Çalan romantik müzik eşliğinde dans eden gelin ve damat...
Davetliler...
Gülüşmeler, tebrikler...
Mutlu aile pozları...

Herkes ama herkes buradaydı. Bütün İstanbul sosyetesi haldun öztanın biricik veliahtının düğününde bir arada toplanmıştı.

Etrafına neşeyle gülücükler dağıtan yasemin dorukla evlendiği için adeta sevinçten havalara uçuyordu.

Beş ay sonra ilk defa dorukla kesişen gözlerim bir zamanlar sevdiğimi zannettiğim adamın gözlerinin içerisine bakıyordu.

O gözlerin içerisinde o kadar çok duygunun geçişi vardı ki...
Nefreti, hırsı, intikamı, sevgisizliği görmüştüm defalarca o gözlerde.
Ama aşk...

Aşkı hiç bu kadar somut bir şekilde görmemiştim o gözlerde.

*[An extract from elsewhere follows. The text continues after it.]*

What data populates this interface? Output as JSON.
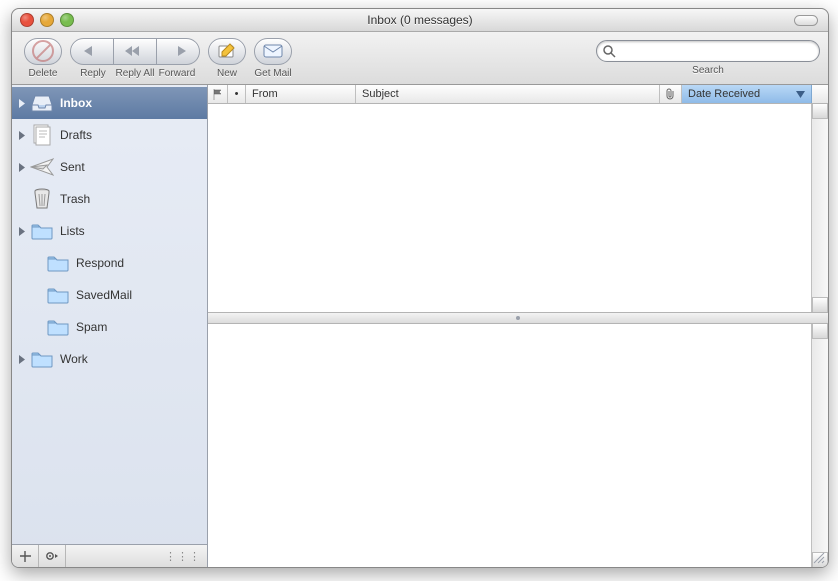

Bedenimi yaka paça ambulansa tıktıkları o günden sonra ilk defa görüyordum doruğu ve diğerlerini.

Beş aydır ne defalarca yanıma geldiği halde bir defa bile görüşmediğim annemi ne haldun amcayı ne de doruğu hiç birini görmemiştim.

Uyuşturucunun etkisinden ayık olduğumu hissettiğim bir zaman diliminde ilk defa giriyordum bu kapıdan.

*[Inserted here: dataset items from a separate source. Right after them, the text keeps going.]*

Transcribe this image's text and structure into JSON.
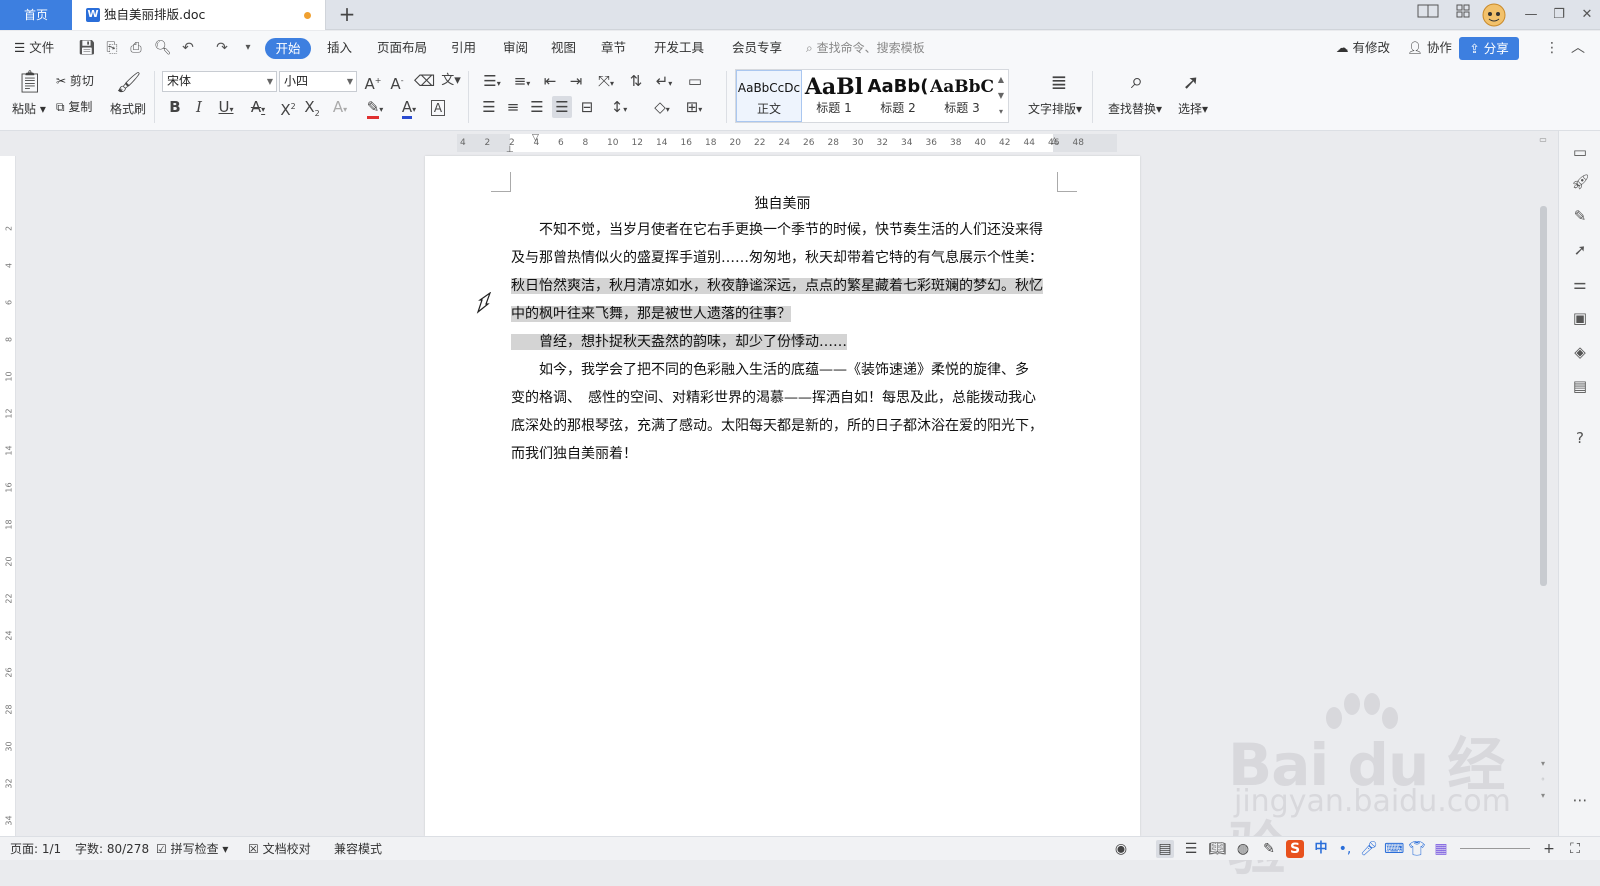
{
  "tabs": {
    "home": "首页",
    "doc_icon_letter": "W",
    "doc_name": "独自美丽排版.doc"
  },
  "menu": {
    "file": "文件",
    "active": "开始",
    "items": [
      "插入",
      "页面布局",
      "引用",
      "审阅",
      "视图",
      "章节",
      "开发工具",
      "会员专享"
    ],
    "search_placeholder": "查找命令、搜索模板",
    "modified": "有修改",
    "collab": "协作",
    "share": "分享"
  },
  "ribbon": {
    "paste": "粘贴",
    "cut": "剪切",
    "copy": "复制",
    "format_painter": "格式刷",
    "font_name": "宋体",
    "font_size": "小四",
    "styles": [
      {
        "preview": "AaBbCcDc",
        "label": "正文"
      },
      {
        "preview": "AaBl",
        "label": "标题 1"
      },
      {
        "preview": "AaBb(",
        "label": "标题 2"
      },
      {
        "preview": "AaBbC",
        "label": "标题 3"
      }
    ],
    "text_layout": "文字排版",
    "find_replace": "查找替换",
    "select": "选择"
  },
  "ruler": {
    "h_ticks": [
      "4",
      "2",
      "2",
      "4",
      "6",
      "8",
      "10",
      "12",
      "14",
      "16",
      "18",
      "20",
      "22",
      "24",
      "26",
      "28",
      "30",
      "32",
      "34",
      "36",
      "38",
      "40",
      "42",
      "44",
      "46",
      "48"
    ],
    "v_ticks": [
      "2",
      "4",
      "6",
      "8",
      "10",
      "12",
      "14",
      "16",
      "18",
      "20",
      "22",
      "24",
      "26",
      "28",
      "30",
      "32",
      "34"
    ]
  },
  "document": {
    "title": "独自美丽",
    "lines": [
      {
        "text": "　　不知不觉，当岁月使者在它右手更换一个季节的时候，快节奏生活的人们还没来得",
        "hl": false
      },
      {
        "text": "及与那曾热情似火的盛夏挥手道别……匆匆地，秋天却带着它特的有气息展示个性美：",
        "hl": false
      },
      {
        "text": "秋日怡然爽洁，秋月清凉如水，秋夜静谧深远，点点的繁星藏着七彩斑斓的梦幻。秋忆",
        "hl": true
      },
      {
        "text": "中的枫叶往来飞舞，那是被世人遗落的往事？",
        "hl": true
      },
      {
        "text": "　　曾经，想扑捉秋天盎然的韵味，却少了份悸动……",
        "hl": true
      },
      {
        "text": "　　如今，我学会了把不同的色彩融入生活的底蕴——《装饰速递》柔悦的旋律、多",
        "hl": false
      },
      {
        "text": "变的格调、　感性的空间、对精彩世界的渴慕——挥洒自如！每思及此，总能拨动我心",
        "hl": false
      },
      {
        "text": "底深处的那根琴弦，充满了感动。太阳每天都是新的，所的日子都沐浴在爱的阳光下，",
        "hl": false
      },
      {
        "text": "而我们独自美丽着！",
        "hl": false
      }
    ]
  },
  "status": {
    "page": "页面: 1/1",
    "words": "字数: 80/278",
    "spell": "拼写检查",
    "proof": "文档校对",
    "compat": "兼容模式"
  },
  "watermark": {
    "main": "Bai du 经验",
    "sub": "jingyan.baidu.com"
  },
  "colors": {
    "accent": "#3d7fe0",
    "highlight": "#d4d4d4",
    "unsaved_dot": "#f0a030"
  }
}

Hafiften titrediğini hissettiğim parmaklarım tuhaf bir panik yaratsa da iyi hissediyordum.

Kolay değildi. Yıllardır hastalıklı bir şekilde sevdiğimi düşündüğüm adamın düğününe geliyordum. Ona veda etmeye gelmiştim belki de.

Geleceğimden kimsenin haberi yoktu. Annemin bile...
İçeri girdiğimde beni ilk fark eden doruk olmuştu. Siyah gözleri mavilerime tırmanan adamın dudağının kenarında peyda olduğunu gördüğüm gülüşü eskiden olsa zihnimin uydurduğunu söyleyebilirdim. Lakin şimdi emindim.

Zihnim uydurmuyordu.
İçeri girdiğimde hiç sevdiği bir kadınla evleniyor gibi durmayan bir adam vardı karşımda.

Beş ay çok şeyi değiştirmişti anlaşılan. Doruğu değiştirmişti zaman. Gözlerimin içerisine baktığında gözleri gülümseyen bir adam vardı karşımda.

Gözlerinin içerisinde gördüğüm sevinç paha biçilemeyecek kadar fazlaydı. Eskiden olsaydı bu gülüş için ölürdüm. Ama şimdi herşey değişmişti. Ben de tıpkı Doruk gibi değişmiştim. Hissettiklerim fazlasıyla değişmişti. Tepe takla olmuştu herşey.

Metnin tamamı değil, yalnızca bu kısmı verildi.